The Tape: Gamecocks’ rally uses middle lane

Posted by JOSH KENDALL on October 28, 2013 

USC wide receiver Bruce Ellington looks for space downfield after a catch in Saturday’s victory against Missouri.

GERRY MELENDEZ — gmelendez@thestate.com

Center screens, deep passes down the heart of the field fuel win

In the second half that saved South Carolina’s season, three plays stood out.

All three, a review of the game by The State revealed, came as a result of the Gamecocks’ decision to attack the middle of the field during a 27-24 double overtime win against Missouri.

On the first play, South Carolina trailed 17-0 early in the fourth quarter and faced a third-and-19 from the Tigers’ 25-yard line when quarterback Connor Shaw threw a short screen pass to Mike Davis who picked up the 19 yards and set up South Carolina’s first score.

Pity Missouri defensive end Michael Sam, who knew the play was coming. Sam had sacked Shaw for a 9-yard loss and came off the field to get a break. As he stood on the sideline, he could be seen screaming, “Watch the screen.”

“And he’s right,” ESPN analyst Matt Millen said as Davis rumbled down the field.

South Carolina didn’t throw its first inside screen to Davis until the 11:54 mark of the third quarter, but he finished with 84 yards on seven inside screen receptions. On the final scoring drive in regulation, he caught three screen passes for 36 yards.

The middle of the field against Missouri’s predominantly Cover 2 zone defense (with two safeties deep and aligned toward the outside of the field) turned out to be fertile ground for the Gamecocks’ comeback. On the drive after the first touchdown, Shaw found tight end Jerell Adams down the middle for 25 yards to give South Carolina a first-and-goal at the 9.

“This is what (Dylan) Thompson couldn’t find all night long,” Millen said. “In that two deep, the middle deep is wide open.”

The next drive, wide receiver Bruce Ellington got the ball rolling with a 20-yard catch in the deep middle.

“The same spot they are attacking … there is no one there,” Millen said.

Combined, Shaw and Thompson were 19-of-24 for 273 yards throwing to the middle of the field and 16-of-32 for 150 yards throwing to the outside.

Other observations from The Tape:

•  Like everyone else, the game’s announcers were impressed with Shaw.

“One thing I know about Connor Shaw, he’s a tough sucker,” Millen said.

•  On both of Davis’ two fumbles, he was holding the ball too low, not exceptionally low but not high enough either, and Missouri’s players ripped it out with one hand.

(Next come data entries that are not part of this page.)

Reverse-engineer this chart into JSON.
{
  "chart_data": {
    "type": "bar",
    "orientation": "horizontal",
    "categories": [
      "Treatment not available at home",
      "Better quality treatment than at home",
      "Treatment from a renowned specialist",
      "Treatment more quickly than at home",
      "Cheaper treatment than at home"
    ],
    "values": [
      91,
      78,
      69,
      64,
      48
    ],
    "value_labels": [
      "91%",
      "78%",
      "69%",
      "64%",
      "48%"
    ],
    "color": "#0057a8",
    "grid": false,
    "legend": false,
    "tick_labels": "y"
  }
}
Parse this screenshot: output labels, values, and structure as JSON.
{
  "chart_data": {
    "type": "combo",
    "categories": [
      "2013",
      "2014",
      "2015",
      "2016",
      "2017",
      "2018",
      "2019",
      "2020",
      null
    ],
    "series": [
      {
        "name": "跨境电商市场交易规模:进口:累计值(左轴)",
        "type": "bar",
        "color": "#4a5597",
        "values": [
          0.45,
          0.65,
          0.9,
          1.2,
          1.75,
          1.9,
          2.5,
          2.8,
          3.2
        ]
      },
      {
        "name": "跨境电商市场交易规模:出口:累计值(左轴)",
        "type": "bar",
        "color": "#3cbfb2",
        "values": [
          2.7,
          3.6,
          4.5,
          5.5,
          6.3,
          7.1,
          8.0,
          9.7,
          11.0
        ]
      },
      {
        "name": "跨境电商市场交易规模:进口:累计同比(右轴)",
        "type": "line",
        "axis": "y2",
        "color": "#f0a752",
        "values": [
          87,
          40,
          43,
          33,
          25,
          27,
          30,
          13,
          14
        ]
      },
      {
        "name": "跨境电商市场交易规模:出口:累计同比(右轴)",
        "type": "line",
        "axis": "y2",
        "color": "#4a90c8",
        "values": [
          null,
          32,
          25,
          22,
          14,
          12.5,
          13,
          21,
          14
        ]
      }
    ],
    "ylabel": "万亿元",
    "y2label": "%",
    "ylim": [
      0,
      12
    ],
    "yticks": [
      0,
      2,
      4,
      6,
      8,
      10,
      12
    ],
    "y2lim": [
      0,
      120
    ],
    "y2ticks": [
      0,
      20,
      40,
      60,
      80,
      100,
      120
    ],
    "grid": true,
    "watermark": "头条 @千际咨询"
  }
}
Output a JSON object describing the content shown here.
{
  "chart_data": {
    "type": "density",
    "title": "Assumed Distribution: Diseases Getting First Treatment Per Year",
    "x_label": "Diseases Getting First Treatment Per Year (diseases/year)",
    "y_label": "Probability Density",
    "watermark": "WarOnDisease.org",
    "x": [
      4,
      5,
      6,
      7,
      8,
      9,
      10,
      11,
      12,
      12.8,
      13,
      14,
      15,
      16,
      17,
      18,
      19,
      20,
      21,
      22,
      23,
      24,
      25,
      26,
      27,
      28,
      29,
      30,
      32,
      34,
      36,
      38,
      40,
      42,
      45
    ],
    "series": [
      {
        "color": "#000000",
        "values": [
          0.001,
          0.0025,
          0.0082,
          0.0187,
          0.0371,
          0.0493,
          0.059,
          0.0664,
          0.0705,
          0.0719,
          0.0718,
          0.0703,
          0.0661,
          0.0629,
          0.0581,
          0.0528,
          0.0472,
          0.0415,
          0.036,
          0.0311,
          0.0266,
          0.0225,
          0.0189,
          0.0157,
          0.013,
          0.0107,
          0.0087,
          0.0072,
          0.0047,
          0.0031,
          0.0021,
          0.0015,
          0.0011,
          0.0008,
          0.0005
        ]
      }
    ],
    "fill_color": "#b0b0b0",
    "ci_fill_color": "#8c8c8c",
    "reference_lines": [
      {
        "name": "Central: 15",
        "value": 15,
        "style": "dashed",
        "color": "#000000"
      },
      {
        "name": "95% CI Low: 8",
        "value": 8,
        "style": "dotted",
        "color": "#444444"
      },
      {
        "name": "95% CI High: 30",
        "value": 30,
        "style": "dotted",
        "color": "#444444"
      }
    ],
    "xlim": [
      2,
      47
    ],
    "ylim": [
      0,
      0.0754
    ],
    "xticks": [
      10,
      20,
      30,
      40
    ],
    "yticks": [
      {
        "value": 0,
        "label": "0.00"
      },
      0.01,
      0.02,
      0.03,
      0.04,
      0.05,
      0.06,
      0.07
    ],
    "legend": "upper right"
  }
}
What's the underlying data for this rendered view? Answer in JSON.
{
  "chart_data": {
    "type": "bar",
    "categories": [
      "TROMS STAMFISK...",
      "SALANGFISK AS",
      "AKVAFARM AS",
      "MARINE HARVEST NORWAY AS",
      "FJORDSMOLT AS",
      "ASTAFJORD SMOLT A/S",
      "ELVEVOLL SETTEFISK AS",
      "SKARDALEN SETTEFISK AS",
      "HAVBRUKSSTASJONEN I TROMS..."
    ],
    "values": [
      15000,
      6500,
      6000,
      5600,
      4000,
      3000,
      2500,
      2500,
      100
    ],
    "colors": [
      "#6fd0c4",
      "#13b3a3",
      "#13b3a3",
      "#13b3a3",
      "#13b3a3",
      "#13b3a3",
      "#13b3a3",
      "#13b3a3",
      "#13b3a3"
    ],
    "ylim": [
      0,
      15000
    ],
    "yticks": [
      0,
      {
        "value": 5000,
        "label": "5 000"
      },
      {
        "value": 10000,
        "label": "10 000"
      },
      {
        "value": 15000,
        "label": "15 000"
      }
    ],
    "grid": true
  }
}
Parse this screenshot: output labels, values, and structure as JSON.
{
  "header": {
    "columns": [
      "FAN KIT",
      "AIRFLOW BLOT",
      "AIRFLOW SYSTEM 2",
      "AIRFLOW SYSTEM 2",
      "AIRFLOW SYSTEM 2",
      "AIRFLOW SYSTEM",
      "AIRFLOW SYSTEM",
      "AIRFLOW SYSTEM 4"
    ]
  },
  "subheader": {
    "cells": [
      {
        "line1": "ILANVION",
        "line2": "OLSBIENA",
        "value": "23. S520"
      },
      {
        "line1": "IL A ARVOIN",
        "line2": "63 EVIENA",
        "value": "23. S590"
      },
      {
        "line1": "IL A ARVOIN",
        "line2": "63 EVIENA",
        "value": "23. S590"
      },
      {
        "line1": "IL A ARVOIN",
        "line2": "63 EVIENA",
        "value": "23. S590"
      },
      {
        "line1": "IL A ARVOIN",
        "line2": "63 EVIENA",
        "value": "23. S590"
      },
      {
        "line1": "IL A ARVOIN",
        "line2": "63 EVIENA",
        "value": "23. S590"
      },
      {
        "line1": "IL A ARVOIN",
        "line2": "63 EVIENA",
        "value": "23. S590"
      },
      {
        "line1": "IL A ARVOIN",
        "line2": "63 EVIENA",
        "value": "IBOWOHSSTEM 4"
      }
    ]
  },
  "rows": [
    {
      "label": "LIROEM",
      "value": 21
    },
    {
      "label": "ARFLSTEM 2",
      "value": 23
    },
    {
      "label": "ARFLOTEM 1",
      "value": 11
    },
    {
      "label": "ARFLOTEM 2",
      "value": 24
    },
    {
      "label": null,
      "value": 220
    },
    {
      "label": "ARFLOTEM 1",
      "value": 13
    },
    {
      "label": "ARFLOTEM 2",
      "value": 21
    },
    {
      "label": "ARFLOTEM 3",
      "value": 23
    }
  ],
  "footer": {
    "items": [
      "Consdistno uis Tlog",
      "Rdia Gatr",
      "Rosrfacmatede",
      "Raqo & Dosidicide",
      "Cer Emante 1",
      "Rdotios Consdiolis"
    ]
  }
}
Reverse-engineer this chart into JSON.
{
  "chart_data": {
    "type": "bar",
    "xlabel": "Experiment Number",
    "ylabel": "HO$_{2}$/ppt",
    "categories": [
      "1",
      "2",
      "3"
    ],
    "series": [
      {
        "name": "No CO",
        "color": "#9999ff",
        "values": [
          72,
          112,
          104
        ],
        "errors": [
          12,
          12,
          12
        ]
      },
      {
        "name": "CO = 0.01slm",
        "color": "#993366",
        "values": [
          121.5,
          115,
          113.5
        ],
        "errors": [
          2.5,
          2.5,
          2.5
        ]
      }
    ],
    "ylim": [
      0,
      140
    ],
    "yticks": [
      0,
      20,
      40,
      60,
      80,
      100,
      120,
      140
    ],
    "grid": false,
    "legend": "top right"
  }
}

“There is no excuse for that,” Millen said. “You have to be able to secure the ball at all times.”

Missouri is one of the nation’s best at forcing turnovers. Saturday was the Tigers’ FBS-record 38th straight game of forcing a turnover, and they’re tied for seventh in the country this year with 21 takeaways.

•  Thompson overthrew at least six passes before being replaced by Shaw, but he also had success working the middle of the field, completing 7-of-8 for 128 yards. USC threw to the middle of the field 16 times when Shaw was in the game.

At one point Millen said of Thompson, “the footwork there is just awful.”

Missouri ran a lot of run blitzes, and they worked. The Gamecocks averaged 2.1 yards per carry.

•  USC rotated linebackers less against Missouri than in the previous two games. Kaiwan Lewis and Marcquis Roberts started the game, ending a streak of three straight starts by T.J. Holloman at middle linebacker. Lewis finished with one tackle (and one interception), and the Gamecocks’ four linebackers at the middle and weakside positions combined for eight tackles.

•  Defensive tackle Kelcy Quarles had his best game of the season, notching six tackles, including three for loss. Defensive end Jadeveon Clowney finished with five tackles.

“When you put the tape on, one thing becomes abundantly clear, when (Clowney) wants to play, there is no one better,” Millen said. “That guy decided to play last week, and he put on a show.”